Economy The Supreme Court establishes that an interest rate of 23.9% on a revolving card is not usury

The Supreme Court agrees with the banks in the case of revolving cards

Economy The Supreme Court establishes that an interest rate of 23.9% on a revolving card is not usury

The Supreme Court agrees with the banks in the case of revolving cards. The Civil Chamber has dismissed the appeal filed against a previous ruling that declared the remunerative interest agreed in a revolving contract not usurious.

As reported by the High Court, the appellant signed a revolving Visa credit card contract on May 3, 2004, with the entity Barclays Bank and with a remunerative interest rate of 23.9% APR. The financial institution assigned its credit to Estrella Receivable and the latter sued the cardholder claiming the amount owed.

The Court of First Instance dismissed the claim and declared the usurious nature of the agreed interest because it was notably higher than the average interest on consumer loans. The Provincial Court upheld the appeal in part. It rejected the suitability of the average rates of consumer loans to make the comparison as it is a credit card, and considered it proven that the usual interest in this type of contract in 2012 was 20.90% or higher. It did not consider the remunerative interest to be usurious because it was not notoriously higher than that normally agreed and discounted some amounts for commissions for claims of unpaid installments.

The defendant filed an appeal for cassation and the Supreme Court has dismissed it, agreeing with the bank.

The judgment of the Civil Chamber reiterates that the index that must be taken into consideration to determine if the agreed interest is notably higher than normal is the equivalent annual rate (TAE) and that the comparison must be made with the average interest applicable in the moment of contracting to the category that corresponds to the questioned operation. For contracts signed after the Bank of Spain statistical bulletin broke down the type of revolving credit (June 2010), the comparison parameter is the average interest rate published at each time.

The Chamber notes that the interest rate analyzed by the Bank of Spain in the statistical bulletin is the TEDR (effective rate of restricted definition) which is equivalent to the APR without commissions.
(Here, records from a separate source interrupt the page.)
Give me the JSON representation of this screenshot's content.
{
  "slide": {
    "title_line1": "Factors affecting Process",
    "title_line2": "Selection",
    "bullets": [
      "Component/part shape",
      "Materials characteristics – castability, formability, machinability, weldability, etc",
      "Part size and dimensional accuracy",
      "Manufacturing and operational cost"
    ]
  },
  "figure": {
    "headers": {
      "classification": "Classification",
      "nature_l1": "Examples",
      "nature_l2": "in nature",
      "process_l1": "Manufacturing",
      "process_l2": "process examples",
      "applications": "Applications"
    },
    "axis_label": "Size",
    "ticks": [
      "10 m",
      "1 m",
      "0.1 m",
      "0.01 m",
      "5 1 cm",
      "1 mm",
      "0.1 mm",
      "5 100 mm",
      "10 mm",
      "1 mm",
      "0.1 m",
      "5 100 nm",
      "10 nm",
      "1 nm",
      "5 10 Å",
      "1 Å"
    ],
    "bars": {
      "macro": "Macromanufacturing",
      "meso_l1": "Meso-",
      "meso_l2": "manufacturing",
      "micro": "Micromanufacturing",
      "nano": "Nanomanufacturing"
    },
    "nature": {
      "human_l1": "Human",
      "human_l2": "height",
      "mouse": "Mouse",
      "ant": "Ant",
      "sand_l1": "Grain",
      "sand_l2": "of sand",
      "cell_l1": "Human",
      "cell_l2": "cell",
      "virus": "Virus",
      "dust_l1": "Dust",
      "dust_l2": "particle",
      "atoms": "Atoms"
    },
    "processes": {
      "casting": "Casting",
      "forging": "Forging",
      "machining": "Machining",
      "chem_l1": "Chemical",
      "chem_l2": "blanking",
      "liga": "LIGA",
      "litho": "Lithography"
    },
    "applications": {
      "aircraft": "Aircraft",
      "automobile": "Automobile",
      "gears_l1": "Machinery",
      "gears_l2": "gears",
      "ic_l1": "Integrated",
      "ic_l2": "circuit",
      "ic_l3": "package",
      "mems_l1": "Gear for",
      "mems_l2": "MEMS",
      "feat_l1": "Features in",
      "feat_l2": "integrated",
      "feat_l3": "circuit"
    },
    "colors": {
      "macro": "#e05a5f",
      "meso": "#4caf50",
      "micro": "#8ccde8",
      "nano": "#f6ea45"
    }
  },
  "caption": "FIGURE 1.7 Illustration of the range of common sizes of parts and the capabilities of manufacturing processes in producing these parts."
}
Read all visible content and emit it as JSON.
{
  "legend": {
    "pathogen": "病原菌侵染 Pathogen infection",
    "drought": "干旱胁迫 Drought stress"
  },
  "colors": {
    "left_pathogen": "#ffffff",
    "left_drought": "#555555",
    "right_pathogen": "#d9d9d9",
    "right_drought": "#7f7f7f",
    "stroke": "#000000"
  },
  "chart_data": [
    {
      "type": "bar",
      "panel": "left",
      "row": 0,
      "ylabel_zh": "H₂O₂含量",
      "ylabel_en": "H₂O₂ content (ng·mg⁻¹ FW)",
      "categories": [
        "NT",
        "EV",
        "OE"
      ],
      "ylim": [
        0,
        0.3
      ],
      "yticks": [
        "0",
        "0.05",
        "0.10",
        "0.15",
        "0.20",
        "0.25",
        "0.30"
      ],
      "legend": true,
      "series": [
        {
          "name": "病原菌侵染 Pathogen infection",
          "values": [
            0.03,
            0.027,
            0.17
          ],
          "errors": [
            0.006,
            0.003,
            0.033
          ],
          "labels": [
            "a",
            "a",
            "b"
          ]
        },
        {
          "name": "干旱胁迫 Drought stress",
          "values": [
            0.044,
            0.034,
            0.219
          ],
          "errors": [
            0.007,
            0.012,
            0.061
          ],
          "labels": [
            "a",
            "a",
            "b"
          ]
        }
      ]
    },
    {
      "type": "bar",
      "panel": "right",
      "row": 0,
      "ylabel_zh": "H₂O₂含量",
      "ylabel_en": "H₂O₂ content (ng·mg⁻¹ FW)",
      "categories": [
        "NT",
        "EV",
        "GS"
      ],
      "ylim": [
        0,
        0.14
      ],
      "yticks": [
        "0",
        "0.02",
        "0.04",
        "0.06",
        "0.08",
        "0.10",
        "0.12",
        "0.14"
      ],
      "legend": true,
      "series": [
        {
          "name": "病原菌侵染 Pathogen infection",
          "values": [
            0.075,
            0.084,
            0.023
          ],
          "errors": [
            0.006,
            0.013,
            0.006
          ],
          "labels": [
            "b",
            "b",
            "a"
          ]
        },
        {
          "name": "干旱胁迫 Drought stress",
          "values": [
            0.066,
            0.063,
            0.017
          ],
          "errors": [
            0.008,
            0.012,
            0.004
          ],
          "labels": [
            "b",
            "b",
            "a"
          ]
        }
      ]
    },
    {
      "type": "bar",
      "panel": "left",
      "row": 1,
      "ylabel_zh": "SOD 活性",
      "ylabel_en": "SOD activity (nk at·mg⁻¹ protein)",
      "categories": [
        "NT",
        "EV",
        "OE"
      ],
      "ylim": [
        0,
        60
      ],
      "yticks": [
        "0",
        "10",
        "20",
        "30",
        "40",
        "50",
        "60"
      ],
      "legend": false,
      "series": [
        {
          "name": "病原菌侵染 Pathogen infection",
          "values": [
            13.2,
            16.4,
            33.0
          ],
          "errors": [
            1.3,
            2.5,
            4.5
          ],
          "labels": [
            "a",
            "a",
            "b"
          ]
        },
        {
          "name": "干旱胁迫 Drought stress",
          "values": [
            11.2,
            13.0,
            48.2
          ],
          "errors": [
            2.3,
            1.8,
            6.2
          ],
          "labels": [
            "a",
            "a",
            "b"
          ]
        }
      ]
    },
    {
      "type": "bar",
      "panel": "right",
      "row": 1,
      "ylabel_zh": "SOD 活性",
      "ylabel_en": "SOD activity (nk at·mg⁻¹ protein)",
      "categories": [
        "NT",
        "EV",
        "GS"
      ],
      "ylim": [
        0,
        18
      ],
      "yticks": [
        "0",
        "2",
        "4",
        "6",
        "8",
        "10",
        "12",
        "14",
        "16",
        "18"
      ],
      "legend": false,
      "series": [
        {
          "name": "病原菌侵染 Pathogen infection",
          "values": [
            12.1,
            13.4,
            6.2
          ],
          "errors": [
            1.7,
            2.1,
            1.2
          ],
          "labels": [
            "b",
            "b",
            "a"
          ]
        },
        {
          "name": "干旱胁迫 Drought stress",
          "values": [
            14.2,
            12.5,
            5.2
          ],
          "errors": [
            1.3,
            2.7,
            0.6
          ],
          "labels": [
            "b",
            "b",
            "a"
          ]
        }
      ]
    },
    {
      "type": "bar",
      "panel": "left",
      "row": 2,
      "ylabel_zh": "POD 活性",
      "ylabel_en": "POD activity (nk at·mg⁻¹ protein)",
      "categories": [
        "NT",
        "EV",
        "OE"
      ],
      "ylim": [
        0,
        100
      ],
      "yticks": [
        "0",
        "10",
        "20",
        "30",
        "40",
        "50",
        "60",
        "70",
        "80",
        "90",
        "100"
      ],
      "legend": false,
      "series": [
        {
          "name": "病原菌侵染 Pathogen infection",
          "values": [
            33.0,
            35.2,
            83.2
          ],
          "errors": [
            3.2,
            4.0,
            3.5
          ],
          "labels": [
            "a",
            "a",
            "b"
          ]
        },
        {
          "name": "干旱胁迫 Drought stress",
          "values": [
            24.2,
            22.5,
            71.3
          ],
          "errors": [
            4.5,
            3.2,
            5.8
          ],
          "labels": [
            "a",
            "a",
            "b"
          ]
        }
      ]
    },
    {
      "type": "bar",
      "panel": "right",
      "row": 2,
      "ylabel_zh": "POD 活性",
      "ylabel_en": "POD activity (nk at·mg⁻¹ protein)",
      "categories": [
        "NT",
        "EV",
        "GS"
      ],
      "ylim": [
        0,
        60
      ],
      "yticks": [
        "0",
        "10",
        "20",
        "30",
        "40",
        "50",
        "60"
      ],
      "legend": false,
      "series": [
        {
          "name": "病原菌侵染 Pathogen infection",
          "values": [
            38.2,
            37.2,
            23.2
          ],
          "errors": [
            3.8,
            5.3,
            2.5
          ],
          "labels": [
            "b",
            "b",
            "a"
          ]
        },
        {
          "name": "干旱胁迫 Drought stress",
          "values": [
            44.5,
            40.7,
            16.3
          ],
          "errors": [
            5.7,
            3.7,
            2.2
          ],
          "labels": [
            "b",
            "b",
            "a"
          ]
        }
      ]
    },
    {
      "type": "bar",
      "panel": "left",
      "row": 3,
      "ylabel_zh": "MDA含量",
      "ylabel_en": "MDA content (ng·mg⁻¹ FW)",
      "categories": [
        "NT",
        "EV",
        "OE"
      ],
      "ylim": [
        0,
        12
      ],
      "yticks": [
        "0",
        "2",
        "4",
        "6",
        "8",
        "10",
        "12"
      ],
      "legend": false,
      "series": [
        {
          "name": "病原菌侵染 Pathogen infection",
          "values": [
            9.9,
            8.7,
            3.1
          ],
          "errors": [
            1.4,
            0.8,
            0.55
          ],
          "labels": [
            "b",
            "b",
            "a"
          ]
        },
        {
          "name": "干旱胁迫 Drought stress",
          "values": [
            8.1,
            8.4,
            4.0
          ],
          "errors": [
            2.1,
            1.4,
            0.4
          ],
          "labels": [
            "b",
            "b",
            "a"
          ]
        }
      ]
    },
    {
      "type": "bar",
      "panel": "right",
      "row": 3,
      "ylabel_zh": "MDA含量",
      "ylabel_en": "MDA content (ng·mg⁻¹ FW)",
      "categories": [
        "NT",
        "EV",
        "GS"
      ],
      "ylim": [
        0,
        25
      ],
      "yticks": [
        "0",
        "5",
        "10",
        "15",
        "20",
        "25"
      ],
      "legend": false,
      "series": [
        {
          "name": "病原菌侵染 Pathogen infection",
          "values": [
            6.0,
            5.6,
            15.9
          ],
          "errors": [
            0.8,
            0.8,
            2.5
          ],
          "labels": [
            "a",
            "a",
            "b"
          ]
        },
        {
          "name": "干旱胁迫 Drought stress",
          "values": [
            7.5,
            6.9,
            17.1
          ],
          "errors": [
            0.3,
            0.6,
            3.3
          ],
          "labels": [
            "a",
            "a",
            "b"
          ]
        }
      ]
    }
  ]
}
For this reason, the published interest is slightly lower than the APR and can be supplemented with the commissions generally applied by financial institutions. This difference ordinarily will not be very decisive to assess usury because the agreed interest is required to be significantly higher than the normal market rate, it is not enough that it is merely higher.

The purpose of the appeal focuses on determining what was the normal market interest rate for revolving card contracts in 2004, a time when there were no detailed statistics from the Bank of Spain. In this sense, the Chamber resolves that in order to identify the normal market interest for the revolving cards contracted in the first decade of this century, as a general rule, the specific information closest in time must be used, which is the itemized by the Bank of Spain in 2010. Likewise, the magistrates establish that in the absence of a legal criterion on the acceptable upper margin to avoid incurring in usury, given the requirements of predictability in a context of mass litigation, the court establishes the following criterion : in credit card contracts in the revolving modality, in which up to now the average interest has been above 15%, the interest is notably higher if the difference between the average market rate and the agreed rate exceeds 6 percentage points.

In the specific case, the average rate at the time of contracting was slightly higher than 20% and the agreed interest (23.9% APR) does not exceed 6 points, so it is not considered notably higher nor is it usurious. The Chamber dismisses the appeal.